The news funds are: Vanguard FTSE Canadian High Dividend Yield Index ETF; Vanguard FTSE Canadian Capped REIT Index ETF; Vanguard S&P 500 Index ETF (CAD-hedged); Vanguard S&P 500 Index ETF; and Vanguard Canadian Short-Term Corporate Bond Index ETF.
Vanguard Investments Canada’s initial line-up of six ETFs was listed on TSX on 6 December 2011, and has attracted more than CAD344m in total assets. With the addition of the five new ETFs, Vanguard’s 11 ETFs will feature a low average management fee of 0.23 per cent.
“This expansion of our quality, low-cost ETF family provides investors with greater choices and brings lower cost ETFs to the market,” says Atul Tiwari, managing director of Vanguard Investments Canada. “Investors are smart. They are gravitating toward products that offer the best combination of low costs and broad diversification.
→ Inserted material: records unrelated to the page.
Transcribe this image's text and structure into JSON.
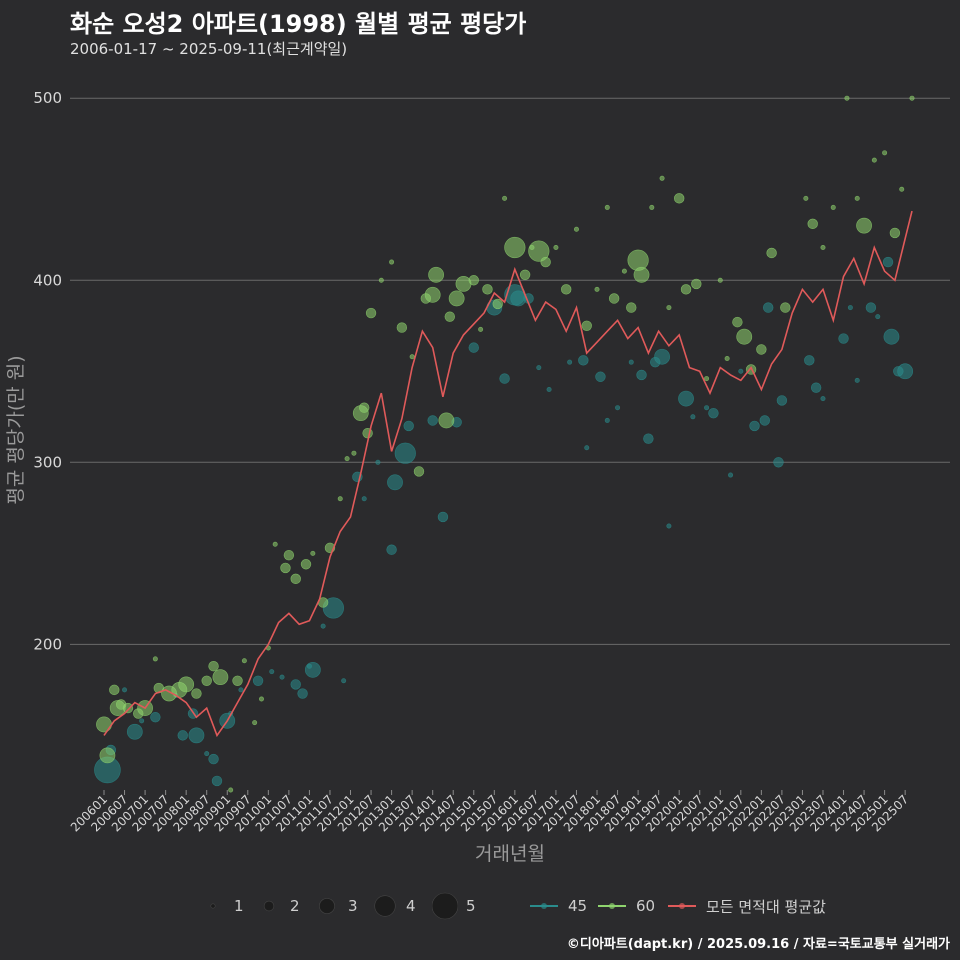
{
  "header": {
    "title": "화순 오성2 아파트(1998) 월별 평균 평당가",
    "subtitle": "2006-01-17 ~ 2025-09-11(최근계약일)"
  },
  "credit": "©디아파트(dapt.kr) / 2025.09.16 / 자료=국토교통부 실거래가",
  "legend": {
    "size_items": [
      {
        "label": "1",
        "value": 1
      },
      {
        "label": "2",
        "value": 2
      },
      {
        "label": "3",
        "value": 3
      },
      {
        "label": "4",
        "value": 4
      },
      {
        "label": "5",
        "value": 5
      }
    ],
    "series_items": [
      {
        "label": "45",
        "color": "#2a8c8c"
      },
      {
        "label": "60",
        "color": "#8fd46e"
      },
      {
        "label": "모든 면적대 평균값",
        "color": "#e05a5a"
      }
    ]
  },
  "chart_data": {
    "type": "scatter",
    "xlabel": "거래년월",
    "ylabel": "평균 평당가(만 원)",
    "x_start": "2006-01",
    "x_end": "2025-09",
    "xticks": [
      "200601",
      "200607",
      "200701",
      "200707",
      "200801",
      "200807",
      "200901",
      "200907",
      "201001",
      "201007",
      "201101",
      "201107",
      "201201",
      "201207",
      "201301",
      "201307",
      "201401",
      "201407",
      "201501",
      "201507",
      "201601",
      "201607",
      "201701",
      "201707",
      "201801",
      "201807",
      "201901",
      "201907",
      "202001",
      "202007",
      "202101",
      "202107",
      "202201",
      "202207",
      "202301",
      "202307",
      "202401",
      "202407",
      "202501",
      "202507"
    ],
    "ylim": [
      120,
      510
    ],
    "yticks": [
      200,
      300,
      400,
      500
    ],
    "grid": "horizontal",
    "legend_position": "bottom",
    "series": [
      {
        "name": "45",
        "color": "#2a8c8c",
        "points": [
          [
            "2006-02",
            131,
            5
          ],
          [
            "2006-03",
            142,
            2
          ],
          [
            "2006-07",
            175,
            1
          ],
          [
            "2006-10",
            152,
            3
          ],
          [
            "2006-12",
            158,
            1
          ],
          [
            "2007-04",
            160,
            2
          ],
          [
            "2007-10",
            172,
            1
          ],
          [
            "2007-12",
            150,
            2
          ],
          [
            "2008-03",
            162,
            2
          ],
          [
            "2008-04",
            150,
            3
          ],
          [
            "2008-07",
            140,
            1
          ],
          [
            "2008-09",
            137,
            2
          ],
          [
            "2008-10",
            125,
            2
          ],
          [
            "2009-01",
            158,
            3
          ],
          [
            "2009-02",
            162,
            1
          ],
          [
            "2009-05",
            175,
            1
          ],
          [
            "2009-10",
            180,
            2
          ],
          [
            "2010-02",
            185,
            1
          ],
          [
            "2010-05",
            182,
            1
          ],
          [
            "2010-09",
            178,
            2
          ],
          [
            "2010-11",
            173,
            2
          ],
          [
            "2011-01",
            188,
            1
          ],
          [
            "2011-02",
            186,
            3
          ],
          [
            "2011-05",
            210,
            1
          ],
          [
            "2011-08",
            220,
            4
          ],
          [
            "2011-11",
            180,
            1
          ],
          [
            "2012-03",
            292,
            2
          ],
          [
            "2012-05",
            280,
            1
          ],
          [
            "2012-09",
            300,
            1
          ],
          [
            "2013-01",
            252,
            2
          ],
          [
            "2013-02",
            289,
            3
          ],
          [
            "2013-05",
            305,
            4
          ],
          [
            "2013-06",
            320,
            2
          ],
          [
            "2014-01",
            323,
            2
          ],
          [
            "2014-04",
            270,
            2
          ],
          [
            "2014-08",
            322,
            2
          ],
          [
            "2015-01",
            363,
            2
          ],
          [
            "2015-07",
            385,
            3
          ],
          [
            "2015-10",
            346,
            2
          ],
          [
            "2016-01",
            392,
            4
          ],
          [
            "2016-02",
            390,
            3
          ],
          [
            "2016-05",
            390,
            2
          ],
          [
            "2016-08",
            352,
            1
          ],
          [
            "2016-11",
            340,
            1
          ],
          [
            "2017-05",
            355,
            1
          ],
          [
            "2017-09",
            356,
            2
          ],
          [
            "2017-10",
            308,
            1
          ],
          [
            "2018-02",
            347,
            2
          ],
          [
            "2018-04",
            323,
            1
          ],
          [
            "2018-07",
            330,
            1
          ],
          [
            "2018-11",
            355,
            1
          ],
          [
            "2019-02",
            348,
            2
          ],
          [
            "2019-04",
            313,
            2
          ],
          [
            "2019-06",
            355,
            2
          ],
          [
            "2019-08",
            358,
            3
          ],
          [
            "2019-10",
            265,
            1
          ],
          [
            "2020-03",
            335,
            3
          ],
          [
            "2020-05",
            325,
            1
          ],
          [
            "2020-09",
            330,
            1
          ],
          [
            "2020-11",
            327,
            2
          ],
          [
            "2021-04",
            293,
            1
          ],
          [
            "2021-07",
            350,
            1
          ],
          [
            "2021-11",
            320,
            2
          ],
          [
            "2022-02",
            323,
            2
          ],
          [
            "2022-03",
            385,
            2
          ],
          [
            "2022-06",
            300,
            2
          ],
          [
            "2022-07",
            334,
            2
          ],
          [
            "2023-03",
            356,
            2
          ],
          [
            "2023-05",
            341,
            2
          ],
          [
            "2023-07",
            335,
            1
          ],
          [
            "2024-01",
            368,
            2
          ],
          [
            "2024-03",
            385,
            1
          ],
          [
            "2024-05",
            345,
            1
          ],
          [
            "2024-09",
            385,
            2
          ],
          [
            "2024-11",
            380,
            1
          ],
          [
            "2025-02",
            410,
            2
          ],
          [
            "2025-03",
            369,
            3
          ],
          [
            "2025-05",
            350,
            2
          ],
          [
            "2025-07",
            350,
            3
          ]
        ]
      },
      {
        "name": "60",
        "color": "#8fd46e",
        "points": [
          [
            "2006-01",
            156,
            3
          ],
          [
            "2006-02",
            139,
            3
          ],
          [
            "2006-04",
            175,
            2
          ],
          [
            "2006-05",
            165,
            3
          ],
          [
            "2006-06",
            167,
            2
          ],
          [
            "2006-08",
            165,
            2
          ],
          [
            "2006-11",
            162,
            2
          ],
          [
            "2007-01",
            165,
            3
          ],
          [
            "2007-04",
            192,
            1
          ],
          [
            "2007-05",
            176,
            2
          ],
          [
            "2007-08",
            173,
            3
          ],
          [
            "2007-11",
            175,
            3
          ],
          [
            "2008-01",
            178,
            3
          ],
          [
            "2008-04",
            173,
            2
          ],
          [
            "2008-07",
            180,
            2
          ],
          [
            "2008-09",
            188,
            2
          ],
          [
            "2008-11",
            182,
            3
          ],
          [
            "2009-02",
            120,
            1
          ],
          [
            "2009-04",
            180,
            2
          ],
          [
            "2009-06",
            191,
            1
          ],
          [
            "2009-09",
            157,
            1
          ],
          [
            "2009-11",
            170,
            1
          ],
          [
            "2010-01",
            198,
            1
          ],
          [
            "2010-03",
            255,
            1
          ],
          [
            "2010-06",
            242,
            2
          ],
          [
            "2010-07",
            249,
            2
          ],
          [
            "2010-09",
            236,
            2
          ],
          [
            "2010-12",
            244,
            2
          ],
          [
            "2011-02",
            250,
            1
          ],
          [
            "2011-05",
            223,
            2
          ],
          [
            "2011-07",
            253,
            2
          ],
          [
            "2011-10",
            280,
            1
          ],
          [
            "2011-12",
            302,
            1
          ],
          [
            "2012-02",
            305,
            1
          ],
          [
            "2012-04",
            327,
            3
          ],
          [
            "2012-05",
            330,
            2
          ],
          [
            "2012-06",
            316,
            2
          ],
          [
            "2012-07",
            382,
            2
          ],
          [
            "2012-10",
            400,
            1
          ],
          [
            "2013-01",
            410,
            1
          ],
          [
            "2013-04",
            374,
            2
          ],
          [
            "2013-07",
            358,
            1
          ],
          [
            "2013-09",
            295,
            2
          ],
          [
            "2013-11",
            390,
            2
          ],
          [
            "2014-01",
            392,
            3
          ],
          [
            "2014-02",
            403,
            3
          ],
          [
            "2014-05",
            323,
            3
          ],
          [
            "2014-06",
            380,
            2
          ],
          [
            "2014-08",
            390,
            3
          ],
          [
            "2014-10",
            398,
            3
          ],
          [
            "2015-01",
            400,
            2
          ],
          [
            "2015-03",
            373,
            1
          ],
          [
            "2015-05",
            395,
            2
          ],
          [
            "2015-08",
            387,
            2
          ],
          [
            "2015-10",
            445,
            1
          ],
          [
            "2016-01",
            418,
            4
          ],
          [
            "2016-04",
            403,
            2
          ],
          [
            "2016-06",
            418,
            1
          ],
          [
            "2016-08",
            416,
            4
          ],
          [
            "2016-10",
            410,
            2
          ],
          [
            "2017-01",
            418,
            1
          ],
          [
            "2017-04",
            395,
            2
          ],
          [
            "2017-07",
            428,
            1
          ],
          [
            "2017-10",
            375,
            2
          ],
          [
            "2018-01",
            395,
            1
          ],
          [
            "2018-04",
            440,
            1
          ],
          [
            "2018-06",
            390,
            2
          ],
          [
            "2018-09",
            405,
            1
          ],
          [
            "2018-11",
            385,
            2
          ],
          [
            "2019-01",
            411,
            4
          ],
          [
            "2019-02",
            403,
            3
          ],
          [
            "2019-05",
            440,
            1
          ],
          [
            "2019-08",
            456,
            1
          ],
          [
            "2019-10",
            385,
            1
          ],
          [
            "2020-01",
            445,
            2
          ],
          [
            "2020-03",
            395,
            2
          ],
          [
            "2020-06",
            398,
            2
          ],
          [
            "2020-09",
            346,
            1
          ],
          [
            "2021-01",
            400,
            1
          ],
          [
            "2021-03",
            357,
            1
          ],
          [
            "2021-06",
            377,
            2
          ],
          [
            "2021-08",
            369,
            3
          ],
          [
            "2021-10",
            351,
            2
          ],
          [
            "2022-01",
            362,
            2
          ],
          [
            "2022-04",
            415,
            2
          ],
          [
            "2022-08",
            385,
            2
          ],
          [
            "2023-02",
            445,
            1
          ],
          [
            "2023-04",
            431,
            2
          ],
          [
            "2023-07",
            418,
            1
          ],
          [
            "2023-10",
            440,
            1
          ],
          [
            "2024-02",
            500,
            1
          ],
          [
            "2024-05",
            445,
            1
          ],
          [
            "2024-07",
            430,
            3
          ],
          [
            "2024-10",
            466,
            1
          ],
          [
            "2025-01",
            470,
            1
          ],
          [
            "2025-04",
            426,
            2
          ],
          [
            "2025-06",
            450,
            1
          ],
          [
            "2025-09",
            500,
            1
          ]
        ]
      }
    ],
    "avg_series": {
      "name": "모든 면적대 평균값",
      "color": "#e05a5a",
      "x": [
        "2006-01",
        "2006-04",
        "2006-07",
        "2006-10",
        "2007-01",
        "2007-04",
        "2007-07",
        "2007-10",
        "2008-01",
        "2008-04",
        "2008-07",
        "2008-10",
        "2009-01",
        "2009-04",
        "2009-07",
        "2009-10",
        "2010-01",
        "2010-04",
        "2010-07",
        "2010-10",
        "2011-01",
        "2011-04",
        "2011-07",
        "2011-10",
        "2012-01",
        "2012-04",
        "2012-07",
        "2012-10",
        "2013-01",
        "2013-04",
        "2013-07",
        "2013-10",
        "2014-01",
        "2014-04",
        "2014-07",
        "2014-10",
        "2015-01",
        "2015-04",
        "2015-07",
        "2015-10",
        "2016-01",
        "2016-04",
        "2016-07",
        "2016-10",
        "2017-01",
        "2017-04",
        "2017-07",
        "2017-10",
        "2018-01",
        "2018-04",
        "2018-07",
        "2018-10",
        "2019-01",
        "2019-04",
        "2019-07",
        "2019-10",
        "2020-01",
        "2020-04",
        "2020-07",
        "2020-10",
        "2021-01",
        "2021-04",
        "2021-07",
        "2021-10",
        "2022-01",
        "2022-04",
        "2022-07",
        "2022-10",
        "2023-01",
        "2023-04",
        "2023-07",
        "2023-10",
        "2024-01",
        "2024-04",
        "2024-07",
        "2024-10",
        "2025-01",
        "2025-04",
        "2025-07",
        "2025-09"
      ],
      "values": [
        150,
        158,
        162,
        168,
        165,
        173,
        175,
        172,
        168,
        160,
        165,
        150,
        158,
        168,
        178,
        192,
        200,
        212,
        217,
        211,
        213,
        225,
        248,
        262,
        270,
        294,
        320,
        338,
        306,
        324,
        352,
        372,
        363,
        336,
        360,
        370,
        376,
        382,
        393,
        388,
        406,
        392,
        378,
        388,
        384,
        372,
        385,
        360,
        366,
        372,
        378,
        368,
        374,
        360,
        372,
        364,
        370,
        352,
        350,
        338,
        352,
        348,
        345,
        352,
        340,
        354,
        362,
        382,
        395,
        388,
        395,
        378,
        402,
        412,
        398,
        418,
        405,
        400,
        423,
        438
      ]
    }
  }
}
They realise that costs eat away at returns and keeping costs low is important to building wealth.”
Vanguard is also introducing a Distribution Reinvestment Program (DRIP) that is designed to help investors build wealth over time.
“Reinvesting distributions—whether dividends from stocks, or interest from bonds—puts time and compounding to work for the investor,” says Jason McIntyre, head of distribution for Vanguard Investments Canada. “Through our new, commission-free reinvestment programme, investors can now automatically reinvest distributions from ETFs into more ETF units.”